Выведя под руку Дымокурова из душного чуланчика, и старательно заперев дверь на всё тот же висячий замочек, Степан Порфирьевич поведал историю появления уникальной находки в заштатном музее.
Оказалось, что в конце восьмидесятых годов прошлого теперь века на территории Заповедного бора производила раскопки археологическая экспедиция Академии наук СССР. Руководил раскопками академик Яблочков, признанный авторитет в мировой археологии.
Учёные рассчитывали найти здесь, в окрестностях бора, погребения сарматов, а возможно, при удаче, обнаружить и древние стоянки людей времён неолита.

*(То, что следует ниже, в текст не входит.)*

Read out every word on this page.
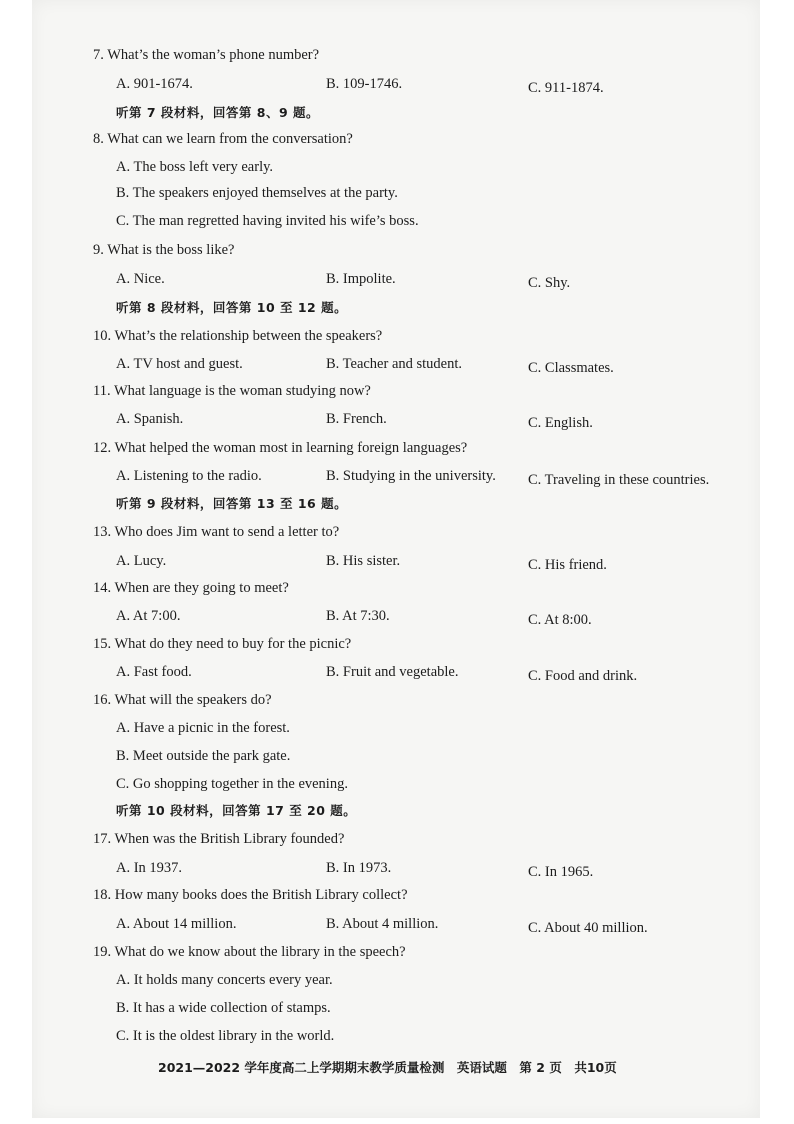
7. What’s the woman’s phone number?
A. 901-1674.	B. 109-1746.	C. 911-1874.
听第 7 段材料，回答第 8、9 题。
8. What can we learn from the conversation?
A. The boss left very early.
B. The speakers enjoyed themselves at the party.
C. The man regretted having invited his wife’s boss.
9. What is the boss like?
A. Nice.	B. Impolite.	C. Shy.
听第 8 段材料，回答第 10 至 12 题。
10. What’s the relationship between the speakers?
A. TV host and guest.	B. Teacher and student.	C. Classmates.
11. What language is the woman studying now?
A. Spanish.	B. French.	C. English.
12. What helped the woman most in learning foreign languages?
A. Listening to the radio.	B. Studying in the university. C. Traveling in these countries.
听第 9 段材料，回答第 13 至 16 题。
13. Who does Jim want to send a letter to?
A. Lucy.	B. His sister.	C. His friend.
14. When are they going to meet?
A. At 7:00.	B. At 7:30.	C. At 8:00.
15. What do they need to buy for the picnic?
A. Fast food.	B. Fruit and vegetable.	C. Food and drink.
16. What will the speakers do?
A. Have a picnic in the forest.
B. Meet outside the park gate.
C. Go shopping together in the evening.
听第 10 段材料，回答第 17 至 20 题。
17. When was the British Library founded?
A. In 1937.	B. In 1973.	C. In 1965.
18. How many books does the British Library collect?
A. About 14 million.	B. About 4 million.	C. About 40 million.
19. What do we know about the library in the speech?
A. It holds many concerts every year.
B. It has a wide collection of stamps.
C. It is the oldest library in the world.
2021—2022 学年度高二上学期期末教学质量检测　英语试题　第 2 页　共10页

Рукобратский был в ту пору директором Колобродовской средней школы, по совместительству преподавал историю, и как раз начал организовывать музей, для которого ученики тащили всё, относящееся к старому деревенскому быту, и обнаруженное в сундуках бабушек, сараях и чердаках деревенских домов.

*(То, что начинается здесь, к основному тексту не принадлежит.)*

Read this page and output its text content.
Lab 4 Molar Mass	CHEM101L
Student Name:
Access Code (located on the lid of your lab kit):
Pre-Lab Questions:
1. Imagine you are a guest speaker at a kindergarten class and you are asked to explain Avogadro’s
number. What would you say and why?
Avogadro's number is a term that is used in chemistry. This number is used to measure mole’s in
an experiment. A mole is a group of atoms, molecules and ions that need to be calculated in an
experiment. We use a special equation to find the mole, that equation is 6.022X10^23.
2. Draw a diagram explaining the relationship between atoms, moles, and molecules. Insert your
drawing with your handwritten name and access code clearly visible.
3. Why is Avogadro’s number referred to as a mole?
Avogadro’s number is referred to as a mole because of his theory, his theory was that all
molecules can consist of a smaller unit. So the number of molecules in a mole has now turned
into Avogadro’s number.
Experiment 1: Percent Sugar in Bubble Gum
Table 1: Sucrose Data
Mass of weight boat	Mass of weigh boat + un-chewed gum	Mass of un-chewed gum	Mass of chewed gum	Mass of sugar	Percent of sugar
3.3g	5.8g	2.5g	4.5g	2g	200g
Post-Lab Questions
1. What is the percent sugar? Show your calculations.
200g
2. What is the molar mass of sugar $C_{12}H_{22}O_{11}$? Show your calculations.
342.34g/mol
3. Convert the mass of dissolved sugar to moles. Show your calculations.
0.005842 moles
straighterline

– Кое-что археологи раскопали, но со мною не поделились, – досадовал и сегодня, много лет спустя, хранитель музея. – Я их просил хотя бы какой-нибудь завалящий каменный наконечник стрелы подарить. Для народного, так сказать, просвещения. Да где там! «У нас, – объясняли, – всё задокументировано, зафиксировано». Ну, а потом Союз развалился, финансирование экспедиции прекратилось, учёные, собрав найденное, укатили в столицу. А я… – тут Степан Порфирьевич опасливо оглянулся по сторонам, – каюсь, пошарил там, где они, археологи-то, копали. Не из корысти какой-то, – горячо заверил он Глеба Сергеевича, – а чисто из научного интереса. Опять же, рассчитывал музей наш пополнить. И… – он прервался многозначительно, – нашёл этот череп!
Солнце уже яростно било в окна зала для экспозиции, утренняя ласковая теплынь сменилась душной жарой, и Дымокуров начал тяготиться и пребыванием в музее, и его словоохотливым хранителем. Тем не менее, ради приличия поддерживал разговор.

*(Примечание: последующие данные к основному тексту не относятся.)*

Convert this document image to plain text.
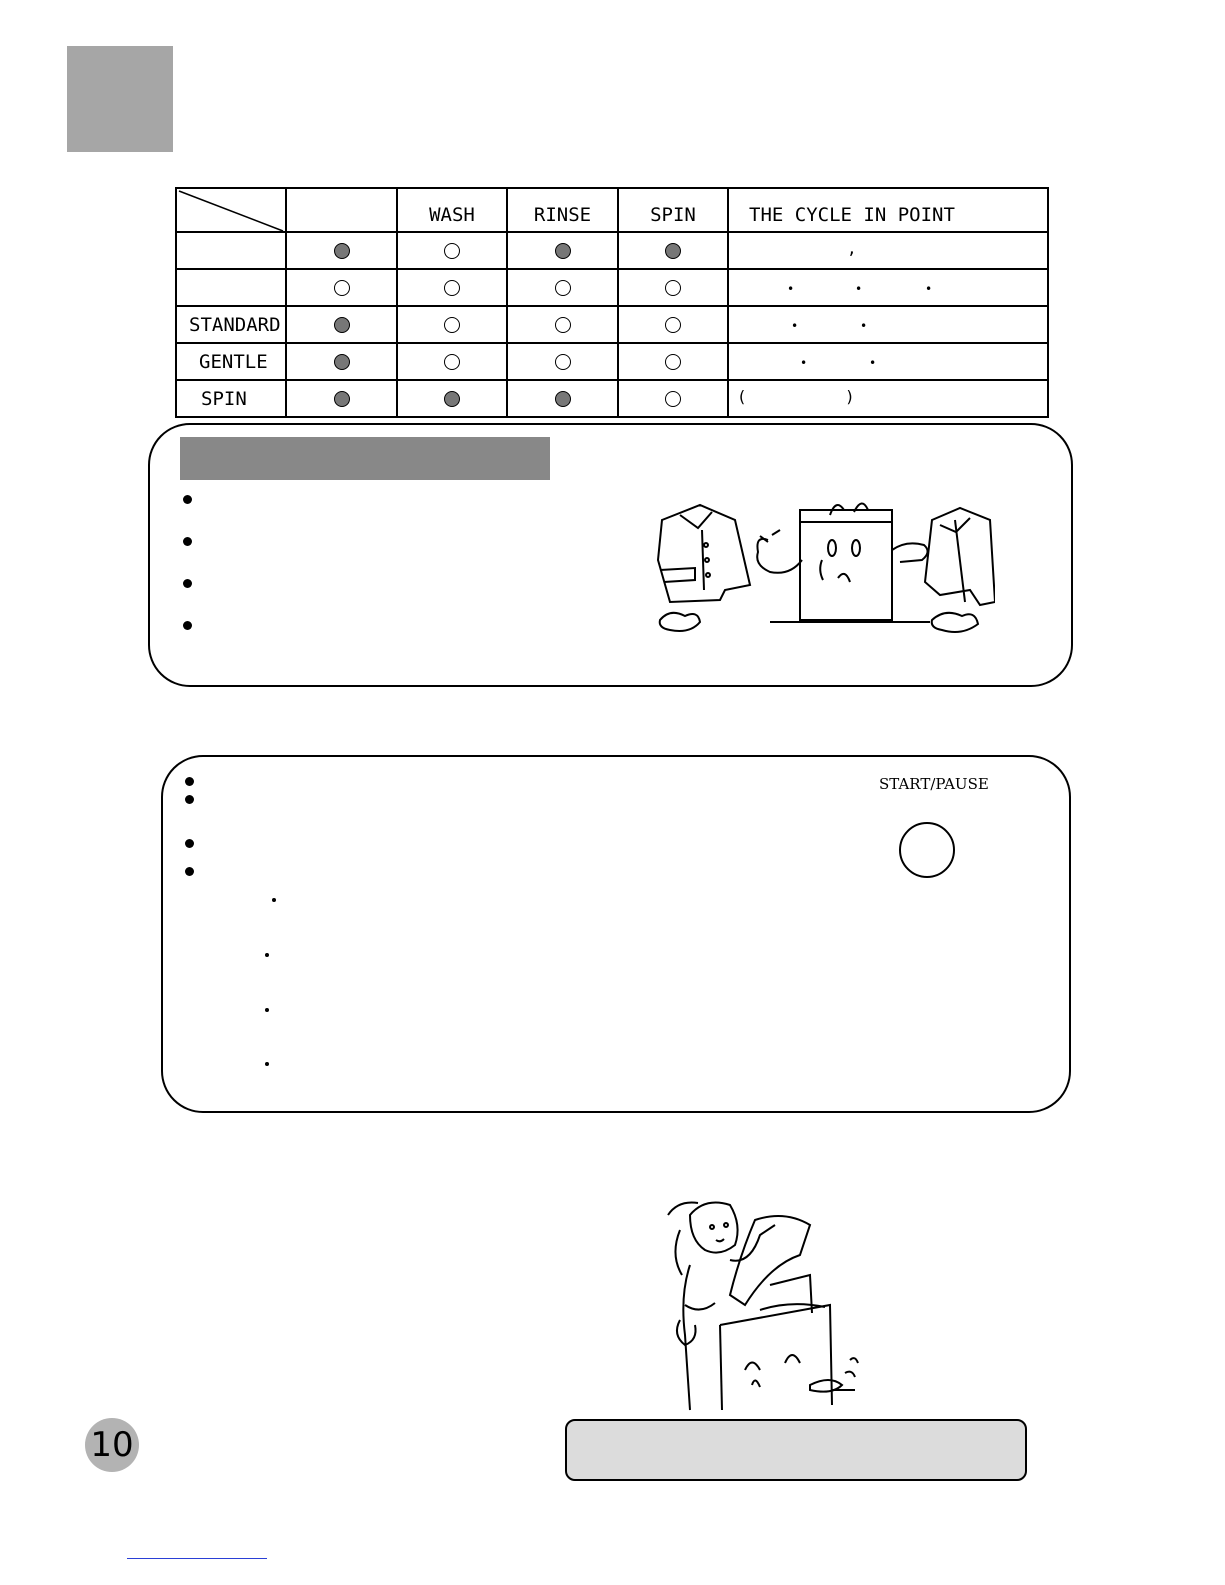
		WASH	RINSE	SPIN	THE CYCLE IN POINT

					,

					• • •

STANDARD					• •

GENTLE					• •

SPIN					( )
START/PAUSE
10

– А как вы возраст этой находки определили? Учёные-то уехали, и череп этот вы, судя по всему, никому не показывали? – полюбопытствовал он.
– А я кусочек кости, осколочек специалистам из нашего областного музея показал. Именно для определения возраста. Они и выдали мне сенсационную датировку – пятьдесят тысяч лет!
– А что это за осколочек, откуда, вы им не сказали? – прозорливо улыбнулся отставной чиновник.
– Да никто и не спрашивал особо, – покраснел Рукобратский. – Меня свели со специалистом соответствующего профиля, и я его, знаете ли, этот анализ на датировку частным образом попросил сделать. За наличный расчет. Из своей пенсии деньги взял.
– И где же вы… гм-м… своего индивидуума откопали? – не отставал Глеб Сергеевич.
Степан Порфирьевич смутился, пояснил туманно, явно не желая открывать собеседнику тайну местоположения захоронения:
– Там, – махнул он рукой в неопределённом направлении. – На берегу реки Боровка. Стоянки древних людей, знаете ли, по берегам рек нужно искать. Первобытным людям нужен был постоянный источник воды. Опять же, рыба для пропитания. А нам, их потомкам, – улыбнулся хранитель музея, – теперь остаётся внимательно берега изучать. Там, где на срезе обрыва среди слоёв разноцветных пород увидите вдруг чёрное вкрапление – знайте, это отложение углей. От кострища, которое горело на стойбищах древних людей, не угасая, по многу лет. Там и копайте!
– Учту, – с серьёзным видом, будто и впрямь намеревался, бросив все дела, мчаться на берег реки с лопатой в руках, и раскапывать артефакты, подтвердил Дымокуров.
А Рукобратский, оседлав любимого конька, помчался вскачь по просторам своих фантастических умозаключений:
– Мне бы теперь для подтверждения своей гипотезы анализ ДНК костей черепа провести. Но исследование это крайне дорогостоящее. Опять же, не хочу в чужие руки уникальную находку отдавать.
– И что это за гипотеза? – глянув на часы, не опаздывает ли он к началу схода, и, убедившись, что время ещё есть, продолжил разговор Глеб Сергеевич.
Степан Порфирьевич жестом предложил ему присесть за антикварный письменный стол, устроился, скрипнув стулом, напротив.
– В ногах правды нет, а в двух словах я свою гипотезу объяснить не смогу. – Помолчал, собираясь мыслями. И спросил учительским тоном, к которому привык за долгие годы своей педагогической деятельности: – Знаете ли вы, любезный, сколько видов человека разумного обитало на нашей планете?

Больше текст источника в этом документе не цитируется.